Our analyses compare outcomes from different women at each age, rather than changes in risk within women at each age. Thus, there may be confounding by unmeasured factors that differ between women. Of note, information on race is not collected in population-level data from BC. In the U.S., race is associated with age at first birth.43 The distribution of racial groups is different in BC from in the U.S., with a smaller black population and larger East and Southeast Asian population despite a similar proportion of white/non-visible minorities.44,45 Though universal health care in BC may attenuate the impact of race on health outcomes, failure to account for race in our multivariable models may result in unmeasured confounding. Further, if race modifies the relationship between maternal age and pregnancy and birth outcomes, our findings represent the population average for BC, which is different from the population averages in areas with different distributions of race/ethnicity. Future research exploring effect modification by race would be useful. In addition to race, marital status, educational attainment, and employment status would be of interest in describing our study population, and in defining our lowest-risk profile from the adjusted models.
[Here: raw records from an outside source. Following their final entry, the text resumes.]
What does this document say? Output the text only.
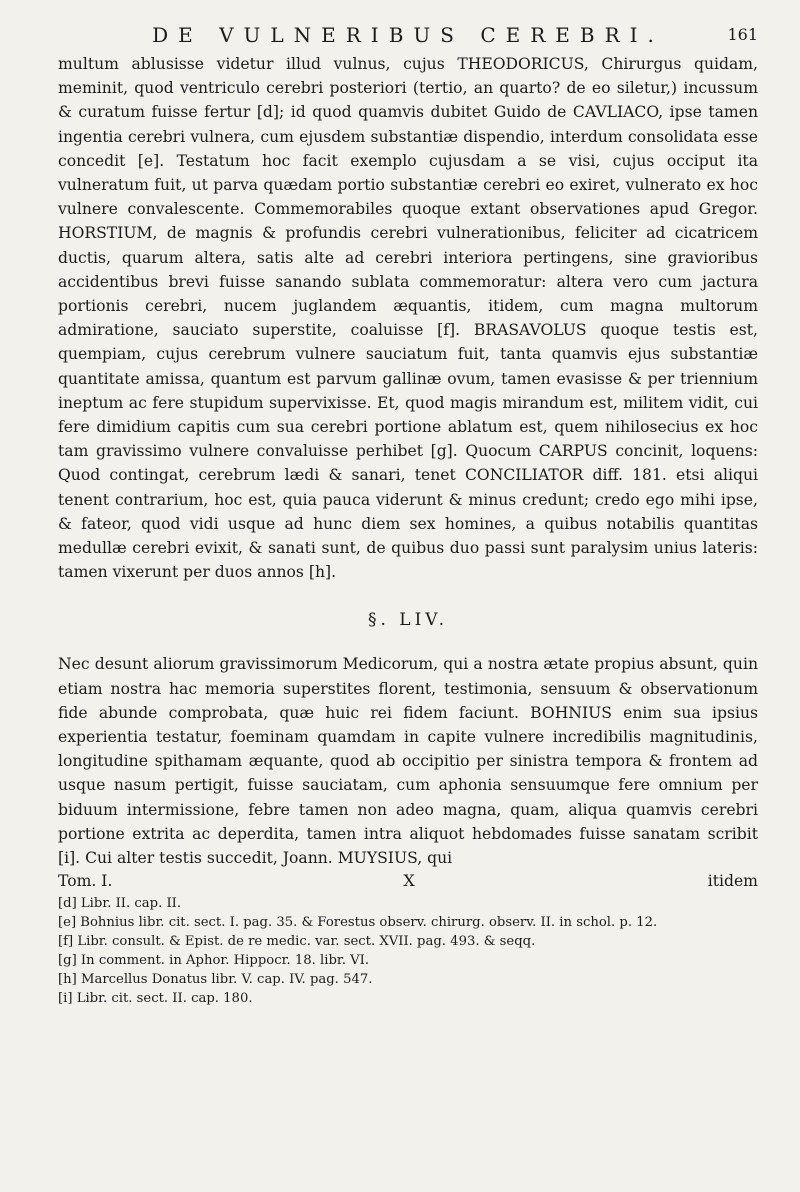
DE VULNERIBUS CEREBRI.	161

multum ablusisse videtur illud vulnus, cujus THEODORICUS, Chirurgus quidam, meminit, quod ventriculo cerebri posteriori (tertio, an quarto? de eo siletur,) incussum & curatum fuisse fertur [d]; id quod quamvis dubitet Guido de CAVLIACO, ipse tamen ingentia cerebri vulnera, cum ejusdem substantiæ dispendio, interdum consolidata esse concedit [e]. Testatum hoc facit exemplo cujusdam a se visi, cujus occiput ita vulneratum fuit, ut parva quædam portio substantiæ cerebri eo exiret, vulnerato ex hoc vulnere convalescente. Commemorabiles quoque extant observationes apud Gregor. HORSTIUM, de magnis & profundis cerebri vulnerationibus, feliciter ad cicatricem ductis, quarum altera, satis alte ad cerebri interiora pertingens, sine gravioribus accidentibus brevi fuisse sanando sublata commemoratur: altera vero cum jactura portionis cerebri, nucem juglandem æquantis, itidem, cum magna multorum admiratione, sauciato superstite, coaluisse [f]. BRASAVOLUS quoque testis est, quempiam, cujus cerebrum vulnere sauciatum fuit, tanta quamvis ejus substantiæ quantitate amissa, quantum est parvum gallinæ ovum, tamen evasisse & per triennium ineptum ac fere stupidum supervixisse. Et, quod magis mirandum est, militem vidit, cui fere dimidium capitis cum sua cerebri portione ablatum est, quem nihilosecius ex hoc tam gravissimo vulnere convaluisse perhibet [g]. Quocum CARPUS concinit, loquens: Quod contingat, cerebrum lædi & sanari, tenet CONCILIATOR diff. 181. etsi aliqui tenent contrarium, hoc est, quia pauca viderunt & minus credunt; credo ego mihi ipse, & fateor, quod vidi usque ad hunc diem sex homines, a quibus notabilis quantitas medullæ cerebri evixit, & sanati sunt, de quibus duo passi sunt paralysim unius lateris: tamen vixerunt per duos annos [h].

§. LIV.

Nec desunt aliorum gravissimorum Medicorum, qui a nostra ætate propius absunt, quin etiam nostra hac memoria superstites florent, testimonia, sensuum & observationum fide abunde comprobata, quæ huic rei fidem faciunt. BOHNIUS enim sua ipsius experientia testatur, foeminam quamdam in capite vulnere incredibilis magnitudinis, longitudine spithamam æquante, quod ab occipitio per sinistra tempora & frontem ad usque nasum pertigit, fuisse sauciatam, cum aphonia sensuumque fere omnium per biduum intermissione, febre tamen non adeo magna, quam, aliqua quamvis cerebri portione extrita ac deperdita, tamen intra aliquot hebdomades fuisse sanatam scribit [i]. Cui alter testis succedit, Joann. MUYSIUS, qui

Tom. I.	X	itidem
[d] Libr. II. cap. II.
[e] Bohnius libr. cit. sect. I. pag. 35. & Forestus observ. chirurg. observ. II. in schol. p. 12.
[f] Libr. consult. & Epist. de re medic. var. sect. XVII. pag. 493. & seqq.
[g] In comment. in Aphor. Hippocr. 18. libr. VI.
[h] Marcellus Donatus libr. V. cap. IV. pag. 547.
[i] Libr. cit. sect. II. cap. 180.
Unfortunately, these data are missing for a high fraction of pregnancies in the BCPDR and were thus excluded from our analysis. Although most IVF cases were identified by diagnosed infertility or other infertility treatment (86.7% sensitivity), IVF was not captured in our database until 2008. Thus, our multivariable models provide estimates at the population average values of IVF for each maternal age, which may lead to an overestimation of risk for older women who do not undergo IVF.

Despite these limitations, this population-based study provides a unique examination of the role of increasing maternal age in pregnancy and birth risks which complements previous work. We examined a wide range of maternal and perinatal outcomes using a high-quality, population-level, North American data set. By estimating absolute risks across the reproductive age spectrum, our results can be easily interpreted by childbearing women and clinicians, and may enable clinicians to approach discussions about advanced maternal age with more granularity.

Supplementary Material

Supplemental Digital Content

Acknowledgments

Sources of Financial Support: Laura Schummers was supported by National Research Service Award 1F31HD086970-01A1 from the Eunice Kennedy Shriver National Institute of Child Health and Human Development, National Institutes of Health, a Training Grant in Pharmacoepidemiology from the Harvard T. H. Chan School of Public Health, and received a CIHR-PHAC Family Planning Public Health Chair Seed Grant to support this project.
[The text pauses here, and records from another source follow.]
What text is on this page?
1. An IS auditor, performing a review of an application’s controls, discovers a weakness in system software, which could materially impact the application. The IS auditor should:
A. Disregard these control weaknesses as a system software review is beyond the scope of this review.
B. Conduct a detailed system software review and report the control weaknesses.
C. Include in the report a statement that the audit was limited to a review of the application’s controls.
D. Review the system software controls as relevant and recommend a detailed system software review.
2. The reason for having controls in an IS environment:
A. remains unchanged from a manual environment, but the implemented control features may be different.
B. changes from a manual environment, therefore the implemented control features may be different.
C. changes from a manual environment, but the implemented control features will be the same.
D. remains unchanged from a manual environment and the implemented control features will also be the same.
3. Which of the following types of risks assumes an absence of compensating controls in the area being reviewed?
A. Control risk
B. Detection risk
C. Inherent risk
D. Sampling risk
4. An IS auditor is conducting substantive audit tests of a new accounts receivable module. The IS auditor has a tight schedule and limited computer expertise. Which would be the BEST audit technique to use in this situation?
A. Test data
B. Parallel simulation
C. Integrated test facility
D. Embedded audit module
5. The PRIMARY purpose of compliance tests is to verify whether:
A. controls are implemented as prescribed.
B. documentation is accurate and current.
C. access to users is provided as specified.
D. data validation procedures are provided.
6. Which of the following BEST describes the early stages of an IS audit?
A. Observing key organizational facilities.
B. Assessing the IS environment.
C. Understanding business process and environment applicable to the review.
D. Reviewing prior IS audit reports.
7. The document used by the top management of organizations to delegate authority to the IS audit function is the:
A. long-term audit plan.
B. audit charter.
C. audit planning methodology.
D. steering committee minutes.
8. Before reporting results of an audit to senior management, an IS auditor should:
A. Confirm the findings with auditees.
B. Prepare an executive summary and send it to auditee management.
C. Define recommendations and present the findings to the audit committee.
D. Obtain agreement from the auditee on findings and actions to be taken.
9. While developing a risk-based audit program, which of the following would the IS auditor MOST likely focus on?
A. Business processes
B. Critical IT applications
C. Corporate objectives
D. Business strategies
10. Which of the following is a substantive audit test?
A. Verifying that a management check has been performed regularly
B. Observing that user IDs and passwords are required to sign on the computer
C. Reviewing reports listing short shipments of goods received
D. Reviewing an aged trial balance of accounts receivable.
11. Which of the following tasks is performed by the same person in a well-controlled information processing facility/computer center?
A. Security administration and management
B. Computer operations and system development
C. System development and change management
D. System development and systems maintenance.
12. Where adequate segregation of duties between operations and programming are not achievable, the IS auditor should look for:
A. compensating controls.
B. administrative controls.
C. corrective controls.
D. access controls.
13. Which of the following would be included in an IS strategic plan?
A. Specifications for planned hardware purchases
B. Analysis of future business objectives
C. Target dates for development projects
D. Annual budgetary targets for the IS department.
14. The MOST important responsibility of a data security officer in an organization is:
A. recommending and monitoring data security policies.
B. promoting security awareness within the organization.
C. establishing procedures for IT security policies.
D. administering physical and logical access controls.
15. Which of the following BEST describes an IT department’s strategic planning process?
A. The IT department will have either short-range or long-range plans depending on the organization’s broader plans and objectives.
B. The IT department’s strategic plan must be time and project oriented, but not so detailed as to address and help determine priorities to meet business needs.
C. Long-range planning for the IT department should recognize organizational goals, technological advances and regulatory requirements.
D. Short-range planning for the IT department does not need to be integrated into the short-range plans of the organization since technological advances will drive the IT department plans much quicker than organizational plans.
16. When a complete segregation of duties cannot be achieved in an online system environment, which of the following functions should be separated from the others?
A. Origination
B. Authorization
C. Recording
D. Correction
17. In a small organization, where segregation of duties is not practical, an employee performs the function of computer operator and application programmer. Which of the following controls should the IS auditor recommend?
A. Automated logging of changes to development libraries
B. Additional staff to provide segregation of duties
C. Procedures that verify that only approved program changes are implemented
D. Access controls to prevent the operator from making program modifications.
Dr. Hutcheon holds New Investigator awards from the Canadian Institutes of Health Research and the Michael Smith Foundation for Health Research.
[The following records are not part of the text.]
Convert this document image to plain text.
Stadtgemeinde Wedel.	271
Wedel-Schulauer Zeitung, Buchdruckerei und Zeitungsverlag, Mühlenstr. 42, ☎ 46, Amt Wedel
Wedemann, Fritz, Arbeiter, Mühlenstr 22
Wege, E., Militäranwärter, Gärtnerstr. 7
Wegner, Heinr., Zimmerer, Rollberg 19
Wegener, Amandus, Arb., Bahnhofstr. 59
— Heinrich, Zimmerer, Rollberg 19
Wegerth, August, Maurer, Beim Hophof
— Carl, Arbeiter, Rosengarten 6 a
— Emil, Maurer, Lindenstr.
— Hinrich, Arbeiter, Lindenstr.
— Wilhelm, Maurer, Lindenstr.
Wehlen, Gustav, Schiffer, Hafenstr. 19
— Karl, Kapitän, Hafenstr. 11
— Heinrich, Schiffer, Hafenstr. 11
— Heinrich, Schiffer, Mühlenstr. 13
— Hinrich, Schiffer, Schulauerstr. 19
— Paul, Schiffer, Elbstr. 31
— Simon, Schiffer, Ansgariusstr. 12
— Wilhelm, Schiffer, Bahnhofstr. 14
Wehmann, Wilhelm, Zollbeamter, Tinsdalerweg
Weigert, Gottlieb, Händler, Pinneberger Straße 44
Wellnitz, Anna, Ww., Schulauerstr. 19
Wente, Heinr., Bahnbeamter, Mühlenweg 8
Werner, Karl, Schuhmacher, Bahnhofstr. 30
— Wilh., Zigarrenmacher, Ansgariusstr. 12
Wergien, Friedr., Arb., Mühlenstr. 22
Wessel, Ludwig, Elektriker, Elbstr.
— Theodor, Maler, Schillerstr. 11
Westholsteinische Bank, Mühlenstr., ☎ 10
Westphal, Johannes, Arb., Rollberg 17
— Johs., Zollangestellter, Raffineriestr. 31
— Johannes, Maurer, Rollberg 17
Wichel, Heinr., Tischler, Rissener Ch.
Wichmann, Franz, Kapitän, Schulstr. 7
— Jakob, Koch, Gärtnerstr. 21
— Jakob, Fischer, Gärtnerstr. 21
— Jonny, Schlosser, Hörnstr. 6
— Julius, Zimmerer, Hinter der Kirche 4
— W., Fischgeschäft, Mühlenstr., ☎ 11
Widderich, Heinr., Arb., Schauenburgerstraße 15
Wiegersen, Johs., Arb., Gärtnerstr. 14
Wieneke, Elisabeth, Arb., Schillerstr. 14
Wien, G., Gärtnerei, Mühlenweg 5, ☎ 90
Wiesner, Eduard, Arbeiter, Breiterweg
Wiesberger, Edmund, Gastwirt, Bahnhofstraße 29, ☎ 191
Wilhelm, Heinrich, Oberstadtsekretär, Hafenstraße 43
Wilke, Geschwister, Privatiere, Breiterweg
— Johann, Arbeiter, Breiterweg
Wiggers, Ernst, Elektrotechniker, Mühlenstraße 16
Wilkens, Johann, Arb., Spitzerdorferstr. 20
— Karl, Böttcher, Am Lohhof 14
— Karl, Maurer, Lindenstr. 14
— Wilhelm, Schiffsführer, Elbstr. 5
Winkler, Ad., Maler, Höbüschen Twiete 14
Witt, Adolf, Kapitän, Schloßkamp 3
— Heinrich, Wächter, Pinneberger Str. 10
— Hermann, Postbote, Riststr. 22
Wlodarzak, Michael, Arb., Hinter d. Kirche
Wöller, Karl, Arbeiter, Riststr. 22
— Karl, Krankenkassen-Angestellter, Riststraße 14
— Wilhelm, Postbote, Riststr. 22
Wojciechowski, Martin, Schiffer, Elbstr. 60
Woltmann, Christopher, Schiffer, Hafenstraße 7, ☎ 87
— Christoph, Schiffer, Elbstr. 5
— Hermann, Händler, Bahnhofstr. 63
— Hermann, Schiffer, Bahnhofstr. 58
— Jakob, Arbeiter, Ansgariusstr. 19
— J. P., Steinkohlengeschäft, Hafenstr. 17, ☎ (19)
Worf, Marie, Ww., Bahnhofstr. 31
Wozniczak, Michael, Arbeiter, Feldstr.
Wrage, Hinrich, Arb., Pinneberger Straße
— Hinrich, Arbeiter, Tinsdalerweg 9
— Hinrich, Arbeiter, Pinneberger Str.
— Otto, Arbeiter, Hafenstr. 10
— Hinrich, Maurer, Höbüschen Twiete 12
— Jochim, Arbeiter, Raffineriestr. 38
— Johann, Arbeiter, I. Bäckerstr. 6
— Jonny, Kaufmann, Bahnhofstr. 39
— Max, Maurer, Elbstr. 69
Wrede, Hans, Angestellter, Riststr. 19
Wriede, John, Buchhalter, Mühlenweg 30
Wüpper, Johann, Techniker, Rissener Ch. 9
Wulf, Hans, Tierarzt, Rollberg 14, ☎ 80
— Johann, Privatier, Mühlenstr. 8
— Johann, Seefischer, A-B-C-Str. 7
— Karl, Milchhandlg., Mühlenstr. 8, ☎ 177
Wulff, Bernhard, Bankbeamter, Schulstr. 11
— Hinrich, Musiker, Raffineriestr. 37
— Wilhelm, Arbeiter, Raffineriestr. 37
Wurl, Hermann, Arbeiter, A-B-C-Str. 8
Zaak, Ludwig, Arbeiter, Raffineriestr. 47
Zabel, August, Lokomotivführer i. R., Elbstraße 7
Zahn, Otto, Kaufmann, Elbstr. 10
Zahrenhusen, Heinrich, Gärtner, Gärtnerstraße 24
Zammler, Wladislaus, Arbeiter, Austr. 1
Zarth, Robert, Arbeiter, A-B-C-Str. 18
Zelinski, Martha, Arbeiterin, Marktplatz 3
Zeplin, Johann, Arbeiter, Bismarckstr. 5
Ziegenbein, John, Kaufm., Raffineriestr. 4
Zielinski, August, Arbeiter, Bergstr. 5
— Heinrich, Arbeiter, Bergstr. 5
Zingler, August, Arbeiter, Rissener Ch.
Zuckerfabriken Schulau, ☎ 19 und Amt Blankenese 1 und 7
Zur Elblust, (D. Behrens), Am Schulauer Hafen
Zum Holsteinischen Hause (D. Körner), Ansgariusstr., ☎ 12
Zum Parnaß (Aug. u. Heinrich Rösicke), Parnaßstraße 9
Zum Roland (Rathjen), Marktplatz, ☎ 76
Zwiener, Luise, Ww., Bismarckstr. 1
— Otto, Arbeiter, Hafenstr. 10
The authors thank Monique Gagne, Population Data BC, for her assistance in compiling the study data. All inferences, opinions, and conclusions drawn in this publication are those of the authors, and do not reflect the opinions or policies of Population Data BC or the data stewards.

Footnotes

Conflicts of Interest: The authors have no conflicts of interest to declare

Description of process by which someone else could obtain data and computing code: The data used for this study are administered by Population Data BC. Population Data BC provides access to these data for research purposes, but does not allow the data to be shared publicly in order to maintain confidentiality and privacy of individual health information. Researchers who wish to access this data may submit a data request directly to Population Data BC.